Poster Session 3
Category: Labor
Poster Session 3
Avihu Krieger, N/A (he/him/his)
The Department of Obstetrics and Gynecology, The Chaim Sheba Medical Center, Ramat-Gan, Israel
Ramat Gan, Tel Aviv, Israel
Michal Axelrod, MD, MPH (she/her/hers)
Sheba Medical Center
Sheba Medical Center, HaMerkaz, Israel
Shiran Bookstein Peretz, MD
Resident
Sheba Medical Center, Ramat Gan, Israel
Ramat Gan, HaMerkaz, Israel
Baha M. Sibai, MD
Professor
Division of Maternal-Fetal Medicine, Department of Obstetrics, Gynecology and Reproductive Sciences, McGovern Medical School at UTHealth Houston
Houston, Texas, United States
Shalom Mazaki-Tovi, MD
The Department of Obstetrics and Gynecology, The Chaim Sheba Medical Center, Ramat-Gan, Israel
Ramat Gan, HaMerkaz, Israel
Michal Fishel Bartal, MD
Division of Maternal-Fetal Medicine, Department of Obstetrics, Gynecology and Reproductive Sciences, McGovern Medical School at UTHealth Houston
Houston, Texas, United States
To identify predictors of successful induction of labor (IOL), defined as vaginal delivery, and evaluate unplanned cesarean delivery (CD) risk among nulliparous individuals with singleton pregnancies and hypertensive disorders of pregnancy (HDP) undergoing IOL at term (≥37 weeks).
Study Design:
This retrospective cohort study included all nulliparous individuals with HDP who underwent IOL at term from 2010-2025. We excluded those with multiple gestations or planned CD. We evaluated risk factors for unplanned CD, and maternal and neonatal outcomes according to mode of delivery.
Risk stratification for unplanned CD was then performed using logistic regression by evaluating the cumulative impact of identified predictors including maternal age, Body mass index, severe HDP, thrombocytopenia and the need for cervical ripening.
Results:
Of 6,670 individuals with HDP during the study period, 2,609 (38.6%) underwent IOL at term, and 1,326 (50.8%) nulliparous individuals met inclusion criteria.

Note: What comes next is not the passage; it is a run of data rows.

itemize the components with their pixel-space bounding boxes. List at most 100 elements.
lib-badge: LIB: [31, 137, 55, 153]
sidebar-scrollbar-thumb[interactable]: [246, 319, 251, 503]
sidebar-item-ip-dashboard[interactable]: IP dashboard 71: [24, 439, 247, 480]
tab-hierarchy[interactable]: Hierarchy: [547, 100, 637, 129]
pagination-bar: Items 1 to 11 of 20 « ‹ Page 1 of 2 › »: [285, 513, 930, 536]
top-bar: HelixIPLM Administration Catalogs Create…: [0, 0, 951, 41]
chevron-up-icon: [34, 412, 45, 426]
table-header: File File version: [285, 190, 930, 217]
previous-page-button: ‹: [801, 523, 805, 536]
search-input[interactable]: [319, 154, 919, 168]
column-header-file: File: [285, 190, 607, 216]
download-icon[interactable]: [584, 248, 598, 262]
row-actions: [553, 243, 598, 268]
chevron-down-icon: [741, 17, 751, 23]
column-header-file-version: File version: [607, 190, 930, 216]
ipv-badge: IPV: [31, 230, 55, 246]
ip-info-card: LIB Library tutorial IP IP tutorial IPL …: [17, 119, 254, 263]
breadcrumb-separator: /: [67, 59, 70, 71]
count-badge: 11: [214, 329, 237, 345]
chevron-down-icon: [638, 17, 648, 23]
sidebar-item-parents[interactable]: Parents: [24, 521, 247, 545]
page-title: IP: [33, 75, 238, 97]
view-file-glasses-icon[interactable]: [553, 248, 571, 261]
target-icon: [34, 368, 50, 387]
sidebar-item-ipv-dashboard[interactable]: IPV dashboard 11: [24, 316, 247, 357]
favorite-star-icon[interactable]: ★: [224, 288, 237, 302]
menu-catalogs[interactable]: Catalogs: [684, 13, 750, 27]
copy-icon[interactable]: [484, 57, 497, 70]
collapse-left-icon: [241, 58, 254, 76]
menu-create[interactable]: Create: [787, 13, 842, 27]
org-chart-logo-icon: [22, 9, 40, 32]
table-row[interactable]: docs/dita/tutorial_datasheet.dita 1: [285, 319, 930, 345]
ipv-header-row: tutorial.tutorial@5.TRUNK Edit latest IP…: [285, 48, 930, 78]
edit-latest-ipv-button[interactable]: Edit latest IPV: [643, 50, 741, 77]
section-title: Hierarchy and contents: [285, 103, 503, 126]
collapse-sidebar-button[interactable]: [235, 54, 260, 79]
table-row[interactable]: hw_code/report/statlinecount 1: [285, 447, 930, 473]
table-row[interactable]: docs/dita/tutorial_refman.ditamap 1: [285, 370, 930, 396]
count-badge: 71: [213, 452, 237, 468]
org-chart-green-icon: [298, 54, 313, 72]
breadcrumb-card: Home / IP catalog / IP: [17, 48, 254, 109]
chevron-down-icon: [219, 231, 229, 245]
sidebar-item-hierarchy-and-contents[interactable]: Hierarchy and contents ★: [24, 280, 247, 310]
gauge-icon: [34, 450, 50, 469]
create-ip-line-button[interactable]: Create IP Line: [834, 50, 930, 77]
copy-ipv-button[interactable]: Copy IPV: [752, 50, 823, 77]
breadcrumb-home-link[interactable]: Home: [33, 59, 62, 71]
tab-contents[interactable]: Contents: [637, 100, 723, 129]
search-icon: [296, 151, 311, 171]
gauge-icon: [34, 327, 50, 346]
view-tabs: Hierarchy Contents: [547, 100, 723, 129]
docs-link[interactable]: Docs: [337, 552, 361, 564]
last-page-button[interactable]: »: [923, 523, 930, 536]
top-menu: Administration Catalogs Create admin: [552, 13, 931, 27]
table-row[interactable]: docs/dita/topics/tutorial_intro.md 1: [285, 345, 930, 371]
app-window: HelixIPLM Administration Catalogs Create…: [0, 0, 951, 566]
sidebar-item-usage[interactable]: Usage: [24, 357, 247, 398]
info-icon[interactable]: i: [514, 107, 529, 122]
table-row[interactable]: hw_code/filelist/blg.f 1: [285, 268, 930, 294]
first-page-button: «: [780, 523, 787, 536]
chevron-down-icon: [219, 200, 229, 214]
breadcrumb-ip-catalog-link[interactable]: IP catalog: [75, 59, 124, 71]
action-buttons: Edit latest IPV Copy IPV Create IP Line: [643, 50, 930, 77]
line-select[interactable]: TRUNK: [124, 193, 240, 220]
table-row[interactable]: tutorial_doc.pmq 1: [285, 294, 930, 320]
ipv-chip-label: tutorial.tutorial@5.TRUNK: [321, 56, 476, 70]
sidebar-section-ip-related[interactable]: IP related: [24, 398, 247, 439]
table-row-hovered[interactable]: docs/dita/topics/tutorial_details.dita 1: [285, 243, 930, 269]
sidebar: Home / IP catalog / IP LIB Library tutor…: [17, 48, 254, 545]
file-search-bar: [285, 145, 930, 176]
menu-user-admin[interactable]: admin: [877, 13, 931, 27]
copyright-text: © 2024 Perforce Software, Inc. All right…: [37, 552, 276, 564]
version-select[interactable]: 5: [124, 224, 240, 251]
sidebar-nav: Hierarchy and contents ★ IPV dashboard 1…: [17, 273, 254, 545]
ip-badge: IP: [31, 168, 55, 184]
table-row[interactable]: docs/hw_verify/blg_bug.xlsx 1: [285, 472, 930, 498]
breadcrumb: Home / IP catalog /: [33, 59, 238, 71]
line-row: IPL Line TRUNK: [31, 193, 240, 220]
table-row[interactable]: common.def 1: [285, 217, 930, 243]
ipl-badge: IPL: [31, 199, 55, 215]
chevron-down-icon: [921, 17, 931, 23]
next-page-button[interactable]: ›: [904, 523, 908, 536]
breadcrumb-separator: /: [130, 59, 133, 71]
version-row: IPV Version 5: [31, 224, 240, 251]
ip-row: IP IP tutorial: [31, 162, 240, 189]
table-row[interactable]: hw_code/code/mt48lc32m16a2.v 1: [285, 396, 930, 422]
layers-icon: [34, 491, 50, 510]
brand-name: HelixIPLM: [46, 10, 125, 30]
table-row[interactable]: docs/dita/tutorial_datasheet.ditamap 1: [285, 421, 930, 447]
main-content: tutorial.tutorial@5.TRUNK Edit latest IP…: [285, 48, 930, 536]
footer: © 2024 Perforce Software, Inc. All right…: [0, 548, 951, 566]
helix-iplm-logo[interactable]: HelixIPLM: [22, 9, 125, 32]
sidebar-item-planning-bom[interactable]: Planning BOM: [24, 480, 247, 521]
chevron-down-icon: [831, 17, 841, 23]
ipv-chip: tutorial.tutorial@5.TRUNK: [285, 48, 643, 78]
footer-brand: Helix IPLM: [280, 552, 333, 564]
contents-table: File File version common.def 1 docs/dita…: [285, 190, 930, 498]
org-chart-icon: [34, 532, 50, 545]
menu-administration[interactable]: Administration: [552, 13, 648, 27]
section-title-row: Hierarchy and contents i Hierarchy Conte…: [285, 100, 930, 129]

Of these, 979 (73.8%) had a vaginal delivery, while 347 (26.2%) underwent unplanned CD.
Compared to those who delivered vaginally, individuals undergoing CD were older (32.1 vs 29.8 years, p< 0.001), had a higher body mass index (31.6 vs 29.4 kg/m2, p< 0.001), more frequent thrombocytopenia (3.5% vs 1.5%, p=0.03), higher incidence of severe HDP (16.7% vs 10.7%, p< 0.001) and were more likely to require cervical ripening (70.9% vs 59.5%, p< 0.001) (Table 1). Presence of ≥4 risk factors was associated with a 64.7% CD rate and yielded a positive likelihood ratio (LR) of 5.17 (95% CI 1.92-13.99). CD risk, stratified by cumulative number of identified risk factors, along with corresponding LR, is presented in Figure 2.
Conclusion:
Approximately one in four nulliparous individuals with HDP undergoing IOL at term will end with an unplanned CD. Among those with four identified risk factors the risk rose to nearly two out of three. These findings offer a practical framework for individualized risk estimation and may support shared decision-making regarding mode of delivery in this high-risk population.